Background: Wilms’ tumor gene 1 (WT1) gene mutation has been reported to be a prognostic factor in normal-cytogenetic acute myeloid leukemia (AML) patients. Higher rates of mutation in the WT1 gene have been reported in several tumors including normal-cytogenetic AML patients. Data regarding WT1 mutations in acute promyelocytic leukemia (APL) is very scarce. In this study, we evaluated the incidence and impact of WT1 mutation on the outcome of APL patients.

Materials and Methods: A total of 92 patients diagnosed with APL were studied in three distinct groups: early mortality, relapsed, and persistent complete remission. Genomic DNA of bone marrow samples of patients was analyzed. For quantification of expression levels of the WT1 gene, real-time quantitative PCR (rqPCR) was performed by a real-time PCR system. WT1 mutation and its impact on prognosis were considered the primary endpoint of the study. Statistical analysis was performed with STATA.

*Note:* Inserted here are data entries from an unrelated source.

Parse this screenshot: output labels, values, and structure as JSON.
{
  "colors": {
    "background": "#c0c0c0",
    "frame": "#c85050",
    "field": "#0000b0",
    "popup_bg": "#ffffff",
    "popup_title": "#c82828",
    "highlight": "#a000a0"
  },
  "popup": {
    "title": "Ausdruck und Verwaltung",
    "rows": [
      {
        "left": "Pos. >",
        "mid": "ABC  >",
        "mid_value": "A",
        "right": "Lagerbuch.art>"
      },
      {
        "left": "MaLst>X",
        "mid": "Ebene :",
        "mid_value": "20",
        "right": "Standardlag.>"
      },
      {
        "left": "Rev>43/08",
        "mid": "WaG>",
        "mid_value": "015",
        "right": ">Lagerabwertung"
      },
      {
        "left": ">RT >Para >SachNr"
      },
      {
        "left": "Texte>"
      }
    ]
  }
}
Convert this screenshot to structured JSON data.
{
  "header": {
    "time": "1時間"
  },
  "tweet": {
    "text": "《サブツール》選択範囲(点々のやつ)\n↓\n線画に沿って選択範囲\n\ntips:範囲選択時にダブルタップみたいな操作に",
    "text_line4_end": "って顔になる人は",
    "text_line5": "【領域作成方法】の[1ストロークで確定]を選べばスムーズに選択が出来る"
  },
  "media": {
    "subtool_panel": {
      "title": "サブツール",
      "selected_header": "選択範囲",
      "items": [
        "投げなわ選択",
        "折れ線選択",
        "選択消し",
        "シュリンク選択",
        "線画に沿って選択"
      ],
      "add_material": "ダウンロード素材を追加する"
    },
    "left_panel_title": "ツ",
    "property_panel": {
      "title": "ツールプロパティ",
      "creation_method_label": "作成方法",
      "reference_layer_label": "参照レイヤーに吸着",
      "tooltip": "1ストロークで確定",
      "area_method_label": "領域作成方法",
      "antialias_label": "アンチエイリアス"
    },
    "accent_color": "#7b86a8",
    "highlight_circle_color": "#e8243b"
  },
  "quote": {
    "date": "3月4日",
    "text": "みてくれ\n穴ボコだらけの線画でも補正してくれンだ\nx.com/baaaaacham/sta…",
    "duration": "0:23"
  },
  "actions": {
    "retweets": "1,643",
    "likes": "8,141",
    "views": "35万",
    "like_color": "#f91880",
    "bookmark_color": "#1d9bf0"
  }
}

Results: WT1 mutation frequency was 6.25% in the early mortality group (1/16 patients), 13.16% in the relapse group (5/38 patients), and 7.89% in the persistent complete remission group (3/38 patients). 8 mutations were in exon 7 and one mutation in exon 9. WT1 mutation in the relapse group was associated with a trend toward worse disease-free survival (DFS) while overall survival (OS) was not affected by WT1 mutation in univariate analysis. Patients with no mutations in WT1 and FLT3/ITD had better overall survival and disease-free survival compared to patients with mutations in the WT1 gene or FLT3/ITD in the relapse group.

Conclusion: The frequency of WT1 gene mutations does not differ significantly between patients with early mortality, relapse, and persistent complete remission. The presence of WT1 mutation is associated with higher relapse and lower survival rates in relapse group patients.